The early 14th Church St. Nicholas, in Stanford-on-Avon with magnificent stained glass and wonderfully preserved monuments and hatchments, is well worth a visit.
On the estate, if we go back in time, to the earliest signs of human habitation, there are earthwork remains of two ancient settlements on the land. The earliest is probably Celtic and is located in the North Park, forming part of the ancient parish of Westrill and Starmore. There is evidence of raised earth mounds in Westrill Wood on which wattle and daub dwellings were situated, through which a stream meanders arriving at a man made fish pool. This may have been a typical family complex of the Coritani who were a tribe of people living in this part of the East Midland area of Britain prior to the Roman conquest. The old Roman road from Northampton to Leicester bisects the land just above this ancient settlement.
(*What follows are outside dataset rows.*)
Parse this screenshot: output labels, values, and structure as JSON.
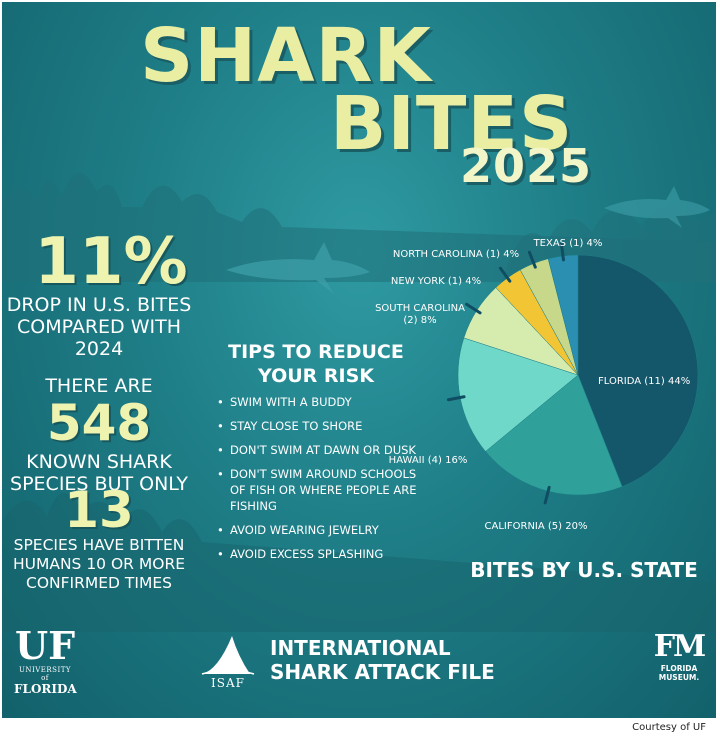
{
  "header": {
    "line1": "SHARK",
    "line2": "BITES",
    "year": "2025"
  },
  "stats": {
    "drop_pct": "11%",
    "drop_text": "DROP IN U.S. BITES COMPARED WITH 2024",
    "there_are": "THERE ARE",
    "species_count": "548",
    "species_text": "KNOWN SHARK SPECIES BUT ONLY",
    "bitten_count": "13",
    "bitten_text": "SPECIES HAVE BITTEN HUMANS 10 OR MORE CONFIRMED TIMES"
  },
  "tips": {
    "title": "TIPS TO REDUCE YOUR RISK",
    "items": [
      "SWIM WITH A BUDDY",
      "STAY CLOSE TO SHORE",
      "DON'T SWIM AT DAWN OR DUSK",
      "DON'T SWIM AROUND SCHOOLS OF FISH OR WHERE PEOPLE ARE FISHING",
      "AVOID WEARING JEWELRY",
      "AVOID EXCESS SPLASHING"
    ]
  },
  "chart_data": {
    "type": "pie",
    "title": "BITES BY U.S. STATE",
    "slices": [
      {
        "label": "FLORIDA (11) 44%",
        "state": "FLORIDA",
        "count": 11,
        "percent": 44,
        "color": "#14566a"
      },
      {
        "label": "CALIFORNIA (5) 20%",
        "state": "CALIFORNIA",
        "count": 5,
        "percent": 20,
        "color": "#2fa09a"
      },
      {
        "label": "HAWAII (4) 16%",
        "state": "HAWAII",
        "count": 4,
        "percent": 16,
        "color": "#6fd8c8"
      },
      {
        "label": "SOUTH CAROLINA (2) 8%",
        "state": "SOUTH CAROLINA",
        "count": 2,
        "percent": 8,
        "color": "#d6ecae"
      },
      {
        "label": "NEW YORK (1) 4%",
        "state": "NEW YORK",
        "count": 1,
        "percent": 4,
        "color": "#f2c535"
      },
      {
        "label": "NORTH CAROLINA (1) 4%",
        "state": "NORTH CAROLINA",
        "count": 1,
        "percent": 4,
        "color": "#c8d88a"
      },
      {
        "label": "TEXAS (1) 4%",
        "state": "TEXAS",
        "count": 1,
        "percent": 4,
        "color": "#2a8fb0"
      }
    ]
  },
  "footer": {
    "uf_mark": "UF",
    "uf_sub": "UNIVERSITY of",
    "uf_name": "FLORIDA",
    "isaf_abbr": "ISAF",
    "isaf_name_line1": "INTERNATIONAL",
    "isaf_name_line2": "SHARK ATTACK FILE",
    "fm_mark": "FM",
    "fm_name_line1": "FLORIDA",
    "fm_name_line2": "MUSEUM."
  },
  "credit": "Courtesy of UF"
}
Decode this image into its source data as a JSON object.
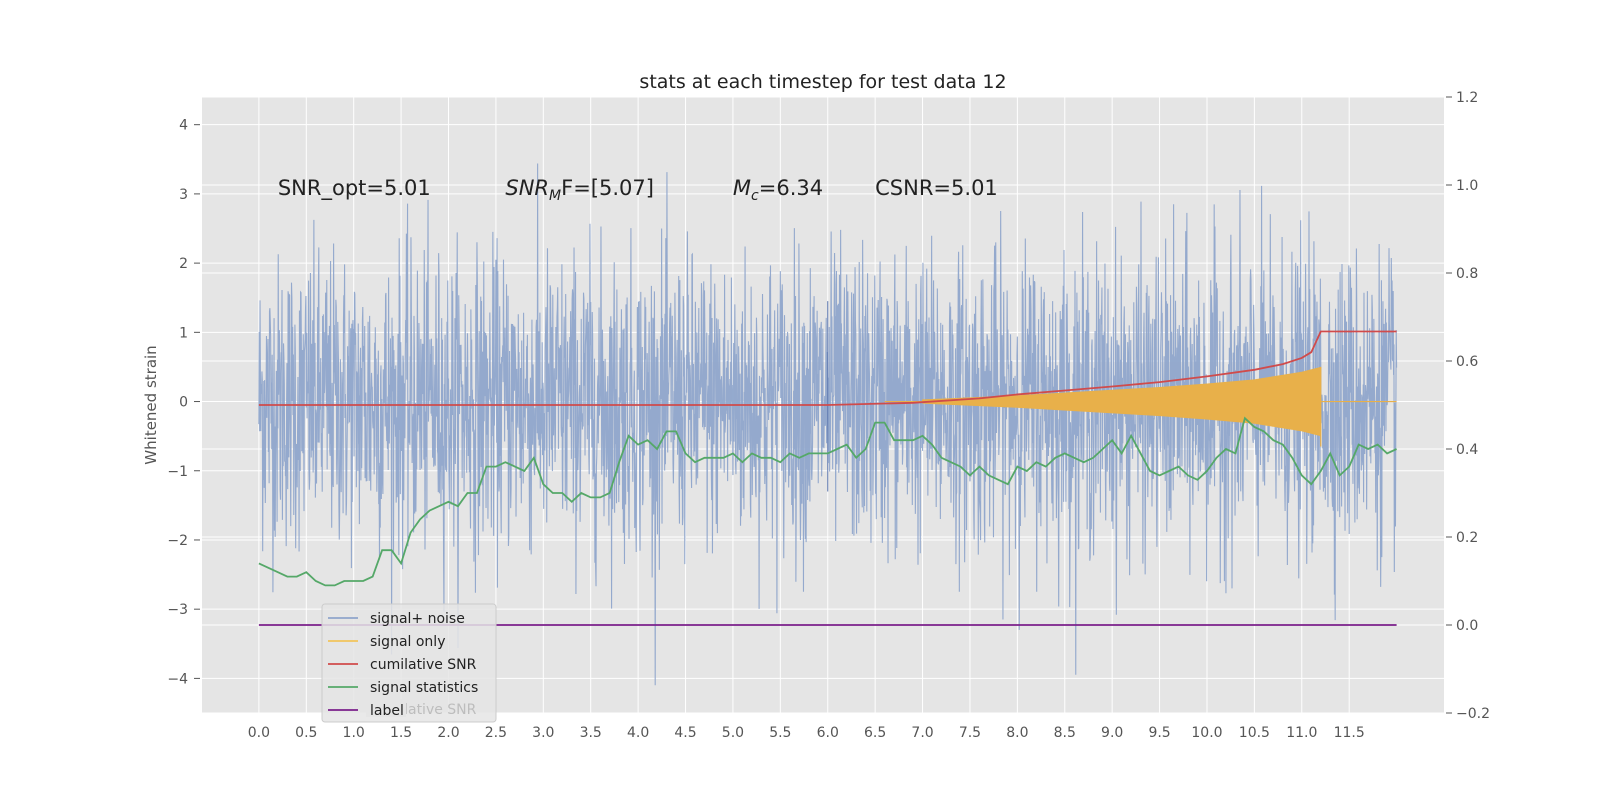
{
  "chart_data": {
    "type": "line",
    "title": "stats at each timestep for test data 12",
    "ylabel": "Whitened strain",
    "xlabel": "",
    "xlim": [
      -0.6,
      12.5
    ],
    "ylim_left": [
      -4.5,
      4.4
    ],
    "ylim_right": [
      -0.2,
      1.2
    ],
    "x_ticks": [
      "0.0",
      "0.5",
      "1.0",
      "1.5",
      "2.0",
      "2.5",
      "3.0",
      "3.5",
      "4.0",
      "4.5",
      "5.0",
      "5.5",
      "6.0",
      "6.5",
      "7.0",
      "7.5",
      "8.0",
      "8.5",
      "9.0",
      "9.5",
      "10.0",
      "10.5",
      "11.0",
      "11.5"
    ],
    "y_ticks_left": [
      "4",
      "3",
      "2",
      "1",
      "0",
      "−1",
      "−2",
      "−3",
      "−4"
    ],
    "y_ticks_right": [
      "1.2",
      "1.0",
      "0.8",
      "0.6",
      "0.4",
      "0.2",
      "0.0",
      "−0.2"
    ],
    "grid": true,
    "legend_position": "lower-left",
    "annotations": [
      {
        "text": "SNR_opt=5.01",
        "x": 0.2,
        "y": 3.1
      },
      {
        "sym": "SNR",
        "sub": "M",
        "rest": "F=[5.07]",
        "x": 2.6,
        "y": 3.1
      },
      {
        "sym": "M",
        "sub": "c",
        "rest": "=6.34",
        "x": 5.0,
        "y": 3.1
      },
      {
        "text": "CSNR=5.01",
        "x": 6.5,
        "y": 3.1
      }
    ],
    "series": [
      {
        "name": "signal+ noise",
        "color": "#8fa5cb",
        "axis": "left",
        "description": "dense gaussian noise, roughly within -3 to 3.5",
        "x_range": [
          0.0,
          12.0
        ],
        "envelope_high": 2.8,
        "envelope_low": -2.6,
        "spike": {
          "x": 6.0,
          "y": 1.45
        }
      },
      {
        "name": "signal only",
        "color": "#e8b04a",
        "axis": "left",
        "description": "chirp, amplitude growing from ~7.0 to 11.2 then zero",
        "x": [
          7.0,
          7.5,
          8.0,
          8.5,
          9.0,
          9.5,
          10.0,
          10.5,
          11.0,
          11.2
        ],
        "amplitude": [
          0.03,
          0.06,
          0.09,
          0.13,
          0.17,
          0.21,
          0.26,
          0.32,
          0.43,
          0.5
        ]
      },
      {
        "name": "cumilative SNR",
        "color": "#d04b4b",
        "axis": "right",
        "x": [
          0.0,
          6.0,
          6.9,
          7.6,
          8.0,
          8.5,
          9.0,
          9.5,
          10.0,
          10.5,
          10.8,
          11.0,
          11.1,
          11.2,
          12.0
        ],
        "y": [
          0.5,
          0.5,
          0.505,
          0.515,
          0.524,
          0.533,
          0.542,
          0.552,
          0.565,
          0.58,
          0.593,
          0.607,
          0.62,
          0.667,
          0.667
        ]
      },
      {
        "name": "signal statistics",
        "color": "#55a868",
        "axis": "right",
        "x": [
          0.0,
          0.1,
          0.2,
          0.3,
          0.4,
          0.5,
          0.6,
          0.7,
          0.8,
          0.9,
          1.0,
          1.1,
          1.2,
          1.3,
          1.4,
          1.5,
          1.6,
          1.7,
          1.8,
          1.9,
          2.0,
          2.1,
          2.2,
          2.3,
          2.4,
          2.5,
          2.6,
          2.7,
          2.8,
          2.9,
          3.0,
          3.1,
          3.2,
          3.3,
          3.4,
          3.5,
          3.6,
          3.7,
          3.8,
          3.9,
          4.0,
          4.1,
          4.2,
          4.3,
          4.4,
          4.5,
          4.6,
          4.7,
          4.8,
          4.9,
          5.0,
          5.1,
          5.2,
          5.3,
          5.4,
          5.5,
          5.6,
          5.7,
          5.8,
          5.9,
          6.0,
          6.1,
          6.2,
          6.3,
          6.4,
          6.5,
          6.6,
          6.7,
          6.8,
          6.9,
          7.0,
          7.1,
          7.2,
          7.3,
          7.4,
          7.5,
          7.6,
          7.7,
          7.8,
          7.9,
          8.0,
          8.1,
          8.2,
          8.3,
          8.4,
          8.5,
          8.6,
          8.7,
          8.8,
          8.9,
          9.0,
          9.1,
          9.2,
          9.3,
          9.4,
          9.5,
          9.6,
          9.7,
          9.8,
          9.9,
          10.0,
          10.1,
          10.2,
          10.3,
          10.4,
          10.5,
          10.6,
          10.7,
          10.8,
          10.9,
          11.0,
          11.1,
          11.2,
          11.3,
          11.4,
          11.5,
          11.6,
          11.7,
          11.8,
          11.9,
          12.0
        ],
        "y": [
          0.14,
          0.13,
          0.12,
          0.11,
          0.11,
          0.12,
          0.1,
          0.09,
          0.09,
          0.1,
          0.1,
          0.1,
          0.11,
          0.17,
          0.17,
          0.14,
          0.21,
          0.24,
          0.26,
          0.27,
          0.28,
          0.27,
          0.3,
          0.3,
          0.36,
          0.36,
          0.37,
          0.36,
          0.35,
          0.38,
          0.32,
          0.3,
          0.3,
          0.28,
          0.3,
          0.29,
          0.29,
          0.3,
          0.37,
          0.43,
          0.41,
          0.42,
          0.4,
          0.44,
          0.44,
          0.39,
          0.37,
          0.38,
          0.38,
          0.38,
          0.39,
          0.37,
          0.39,
          0.38,
          0.38,
          0.37,
          0.39,
          0.38,
          0.39,
          0.39,
          0.39,
          0.4,
          0.41,
          0.38,
          0.4,
          0.46,
          0.46,
          0.42,
          0.42,
          0.42,
          0.43,
          0.41,
          0.38,
          0.37,
          0.36,
          0.34,
          0.36,
          0.34,
          0.33,
          0.32,
          0.36,
          0.35,
          0.37,
          0.36,
          0.38,
          0.39,
          0.38,
          0.37,
          0.38,
          0.4,
          0.42,
          0.39,
          0.43,
          0.39,
          0.35,
          0.34,
          0.35,
          0.36,
          0.34,
          0.33,
          0.35,
          0.38,
          0.4,
          0.39,
          0.47,
          0.45,
          0.44,
          0.42,
          0.41,
          0.38,
          0.34,
          0.32,
          0.35,
          0.39,
          0.34,
          0.36,
          0.41,
          0.4,
          0.41,
          0.39,
          0.4
        ]
      },
      {
        "name": "label",
        "color": "#7b1f8a",
        "axis": "right",
        "x": [
          0.0,
          12.0
        ],
        "y": [
          0.0,
          0.0
        ]
      }
    ],
    "legend_entries": [
      {
        "label": "signal+ noise",
        "color": "#8fa5cb"
      },
      {
        "label": "signal only",
        "color": "#f2c45a"
      },
      {
        "label": "cumilative SNR",
        "color": "#d04b4b"
      },
      {
        "label": "signal statistics",
        "color": "#55a868"
      },
      {
        "label": "label",
        "color": "#7b1f8a"
      }
    ],
    "legend_ghost_label": "cumilative SNR"
  }
}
The second is the site of the medieval village of Stanford-on-Avon that extends to the north east and south west from the current village. The earth foundations of the dwelling enclosures still exist and are a designated Ancient Monument. The parish records from the Church of St Nicholas. point to the desertification of the village during the Black Death, when at the time, the church was being restored and surviving records note the deaths of many of the artisans and stone masons working on the project. All across the outer park there are still plenty of signs of medieval ridge and furrow enclosed agriculture and the medieval ditch and hawthorn field boundaries are also evident.